Remember, we enjoy getting "out there" by riding roads, dirt roads, trails, and paths on whatever bike we happen to be on or have handy. Sometimes the pavement's long gone and we're still on our "road bikes" or some bike that would be commonly considered inadequate for the job - and that's just fine by us! Rough Riding is not defined by the type of bicycle or type of riding surface. Rough Riding is a state of mind, a riding style with limitless freedom and an all-pervasive sense of adventure. -- Chris Kostman, Rough Riders

The whole framework for the Rough Riders is centered around the slogan, "Any bike, any where" and falls directly in-line with Chris' philosophy of adventure, in any form. For some odd reason this just appealed to me. Not because I'm bored, but because I really have a sense of adventure, even though I'm a little cautious about how much adventure I really do take on these days. Sloggin' through mud at 3am in the rain is not my sense of adventure, but cruisin' the back woods on poorly maintained, or dirt roads sounds great! At least as long as there is a shower, warm bed and beer at the end!

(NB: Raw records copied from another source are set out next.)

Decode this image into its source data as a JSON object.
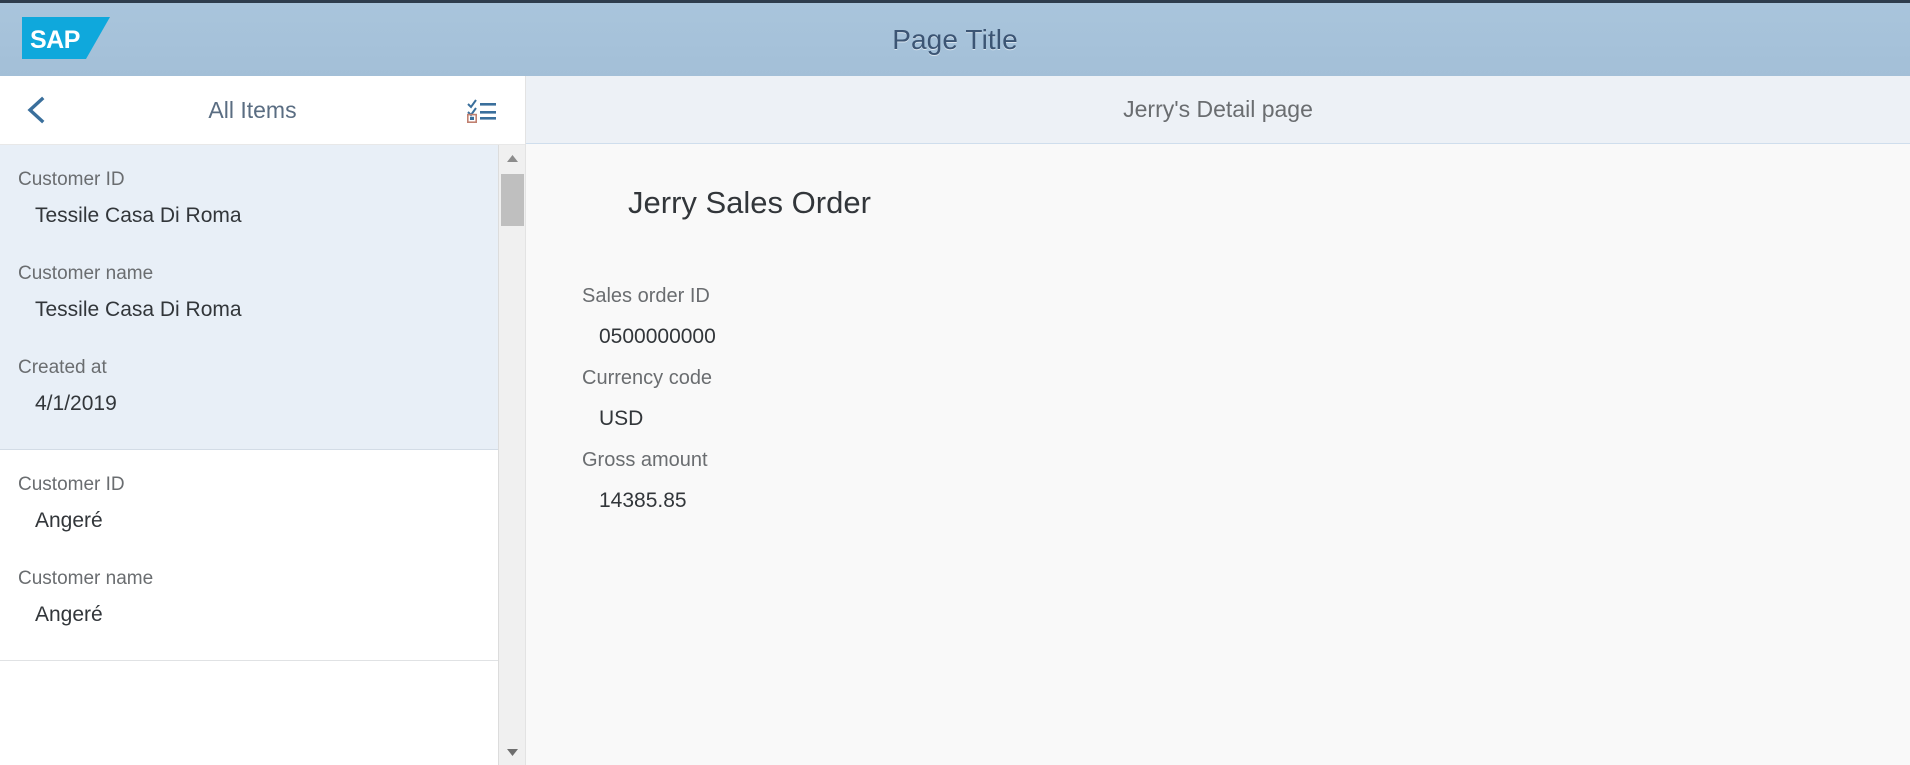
{
  "shell": {
    "logo_text": "SAP",
    "logo_color": "#0fa8dc",
    "title": "Page Title",
    "title_color": "#3c5574",
    "bar_color": "#a6c2da"
  },
  "master": {
    "back_icon": "chevron-left-icon",
    "header_title": "All Items",
    "multiselect_icon": "multi-select-icon",
    "scrollbar": {
      "up_icon": "triangle-up-icon",
      "down_icon": "triangle-down-icon"
    },
    "items": [
      {
        "selected": true,
        "fields": [
          {
            "label": "Customer ID",
            "value": "Tessile Casa Di Roma"
          },
          {
            "label": "Customer name",
            "value": "Tessile Casa Di Roma"
          },
          {
            "label": "Created at",
            "value": "4/1/2019"
          }
        ]
      },
      {
        "selected": false,
        "fields": [
          {
            "label": "Customer ID",
            "value": "Angeré"
          },
          {
            "label": "Customer name",
            "value": "Angeré"
          }
        ]
      }
    ]
  },
  "detail": {
    "header_title": "Jerry's Detail page",
    "title": "Jerry Sales Order",
    "fields": [
      {
        "label": "Sales order ID",
        "value": "0500000000"
      },
      {
        "label": "Currency code",
        "value": "USD"
      },
      {
        "label": "Gross amount",
        "value": "14385.85"
      }
    ]
  }
}
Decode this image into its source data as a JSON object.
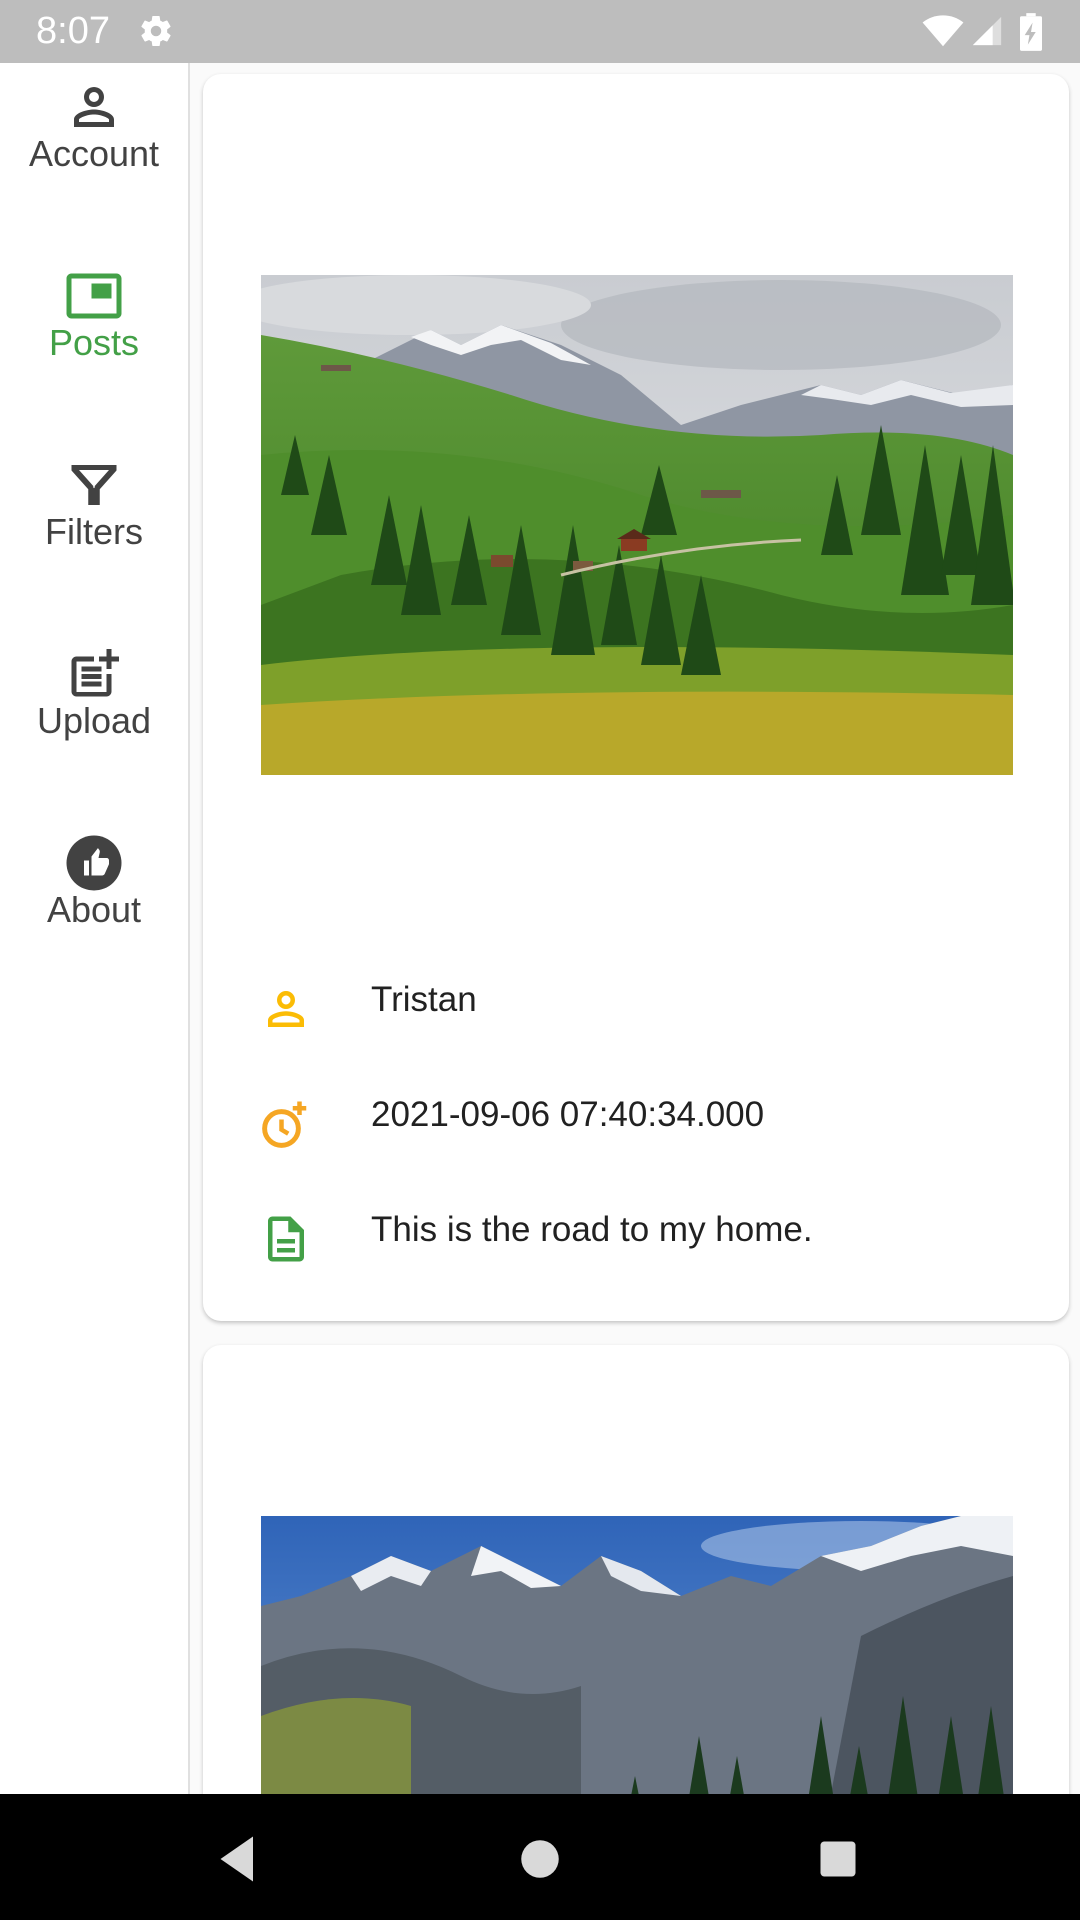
{
  "status_bar": {
    "time": "8:07"
  },
  "nav_rail": {
    "items": [
      {
        "label": "Account",
        "icon": "person-outline-icon",
        "active": false
      },
      {
        "label": "Posts",
        "icon": "posts-icon",
        "active": true
      },
      {
        "label": "Filters",
        "icon": "filter-icon",
        "active": false
      },
      {
        "label": "Upload",
        "icon": "post-add-icon",
        "active": false
      },
      {
        "label": "About",
        "icon": "thumb-up-circle-icon",
        "active": false
      }
    ],
    "active_color": "#43a047"
  },
  "posts": [
    {
      "image": "alpine-meadow-with-chalets-photo",
      "user": "Tristan",
      "timestamp": "2021-09-06 07:40:34.000",
      "description": "This is the road to my home."
    },
    {
      "image": "rocky-snow-mountains-photo"
    }
  ],
  "colors": {
    "user_icon": "#fbbc05",
    "time_icon": "#f5a623",
    "desc_icon": "#43a047"
  },
  "system_nav": [
    "back-icon",
    "home-icon",
    "recents-icon"
  ]
}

Like I said earlier, the frame is Nashbar's cross-frame, made primarily from cast aluminum tubing. A 56cm is to my liking and I added Nashbar's carbon cross-bike fork for the front end. Aluminum may be kinda rough on the bumps, but I wasn't looking for comfort on this type of experience and besides, you can't beat the prices! I had a 48x38x28 triple crank lying around that I'll use and I'll strip the Kestrel of the Dura Ace triple shifters to complete the brains of the drive train. I opted for a 11x32 cassette as the workhorse on the rear and we'll be mounting some 700x38 cross tires for the trails. The plan is to keep this ride on fire roads, graded trails, sidewalks, and paved roads. None of that rock infested single track stuff for me this time around. If I encounter that crap, the Rough Rider becomes a Rough Walker. At least until I can find suitable riding conditions again. Sounds like a plan, eh? Click here for a detailed listing of the trails we plan to ride in and around Henderson.

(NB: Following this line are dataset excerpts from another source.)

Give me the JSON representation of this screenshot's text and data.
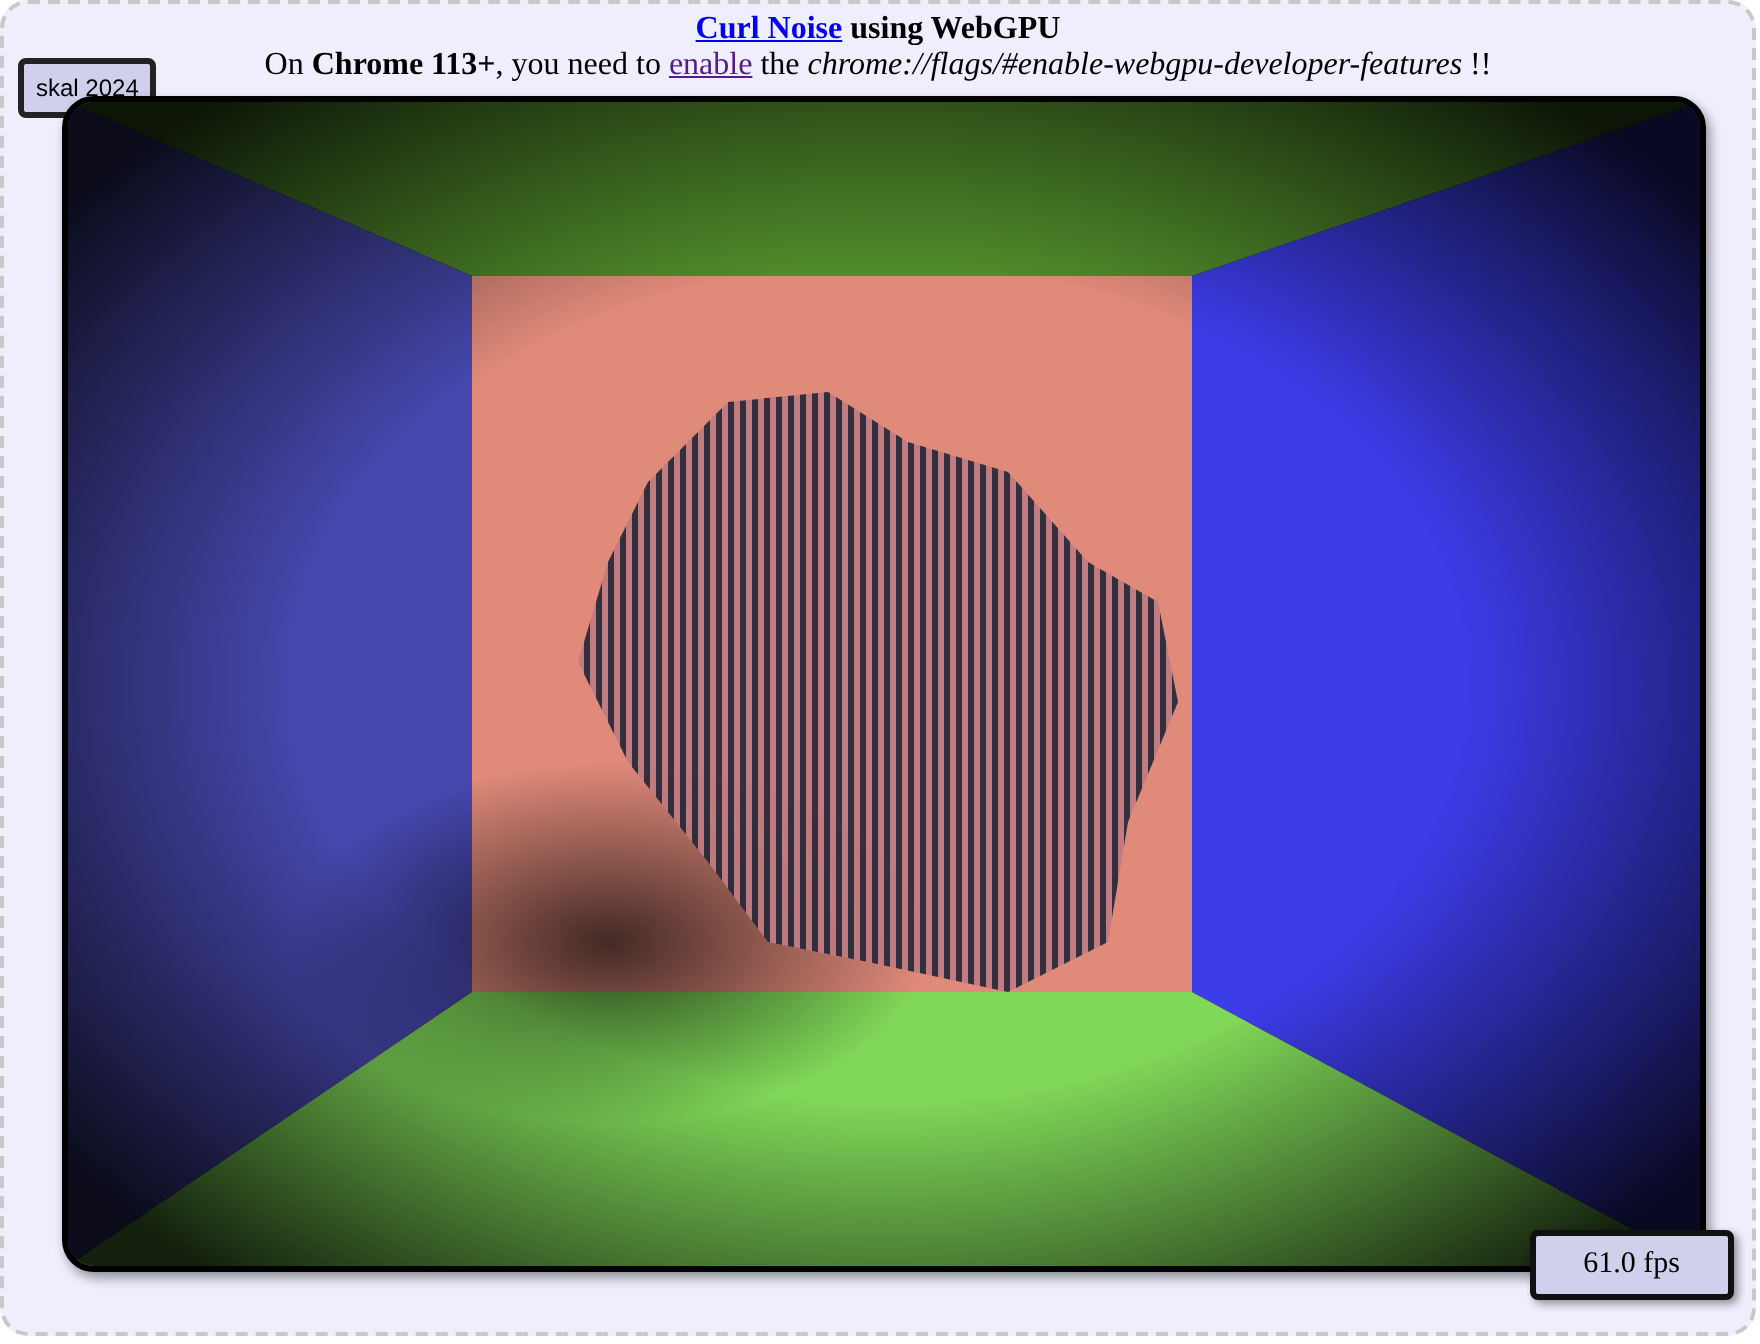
{
  "header": {
    "title": {
      "link": "Curl Noise",
      "text": "using WebGPU"
    },
    "notice": {
      "before": "On **Chrome 113+**, you need to",
      "link": "enable",
      "after": "the *chrome://flags/#enable-webgpu-developer-features* !!"
    }
  },
  "author_badge": "skal 2024",
  "fps": "61.0 fps"
}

Here is a photo like the one I'm planning to build. Should be a sweet machine. Specs include Dura Ace Triple shifters and brake combo. Shimano Wheels, 11x32 Sram 9-speed cassette. Nashbar cantilever breaks, Cannondale suspension seatpost 27.2, Deore 9-speed rear derailleur, Dura Ace Triple front derailleur, and a 48x38x28 Triple chainring combo. Should be plenty for them thar' hills.


Here is the frame sans fork. The rear drop out measures out to 130mm, unlike a lot of cross bikes that are 135mm. This is nice because you can just swap out a regular set of road wheels. Most of them are the standard 130mm dropout measurement.


And the tread! 38mm treking tires from WTB via Nashbar. Got these on sale for $10 a piece. We'll see how these hold out on the trails around our house.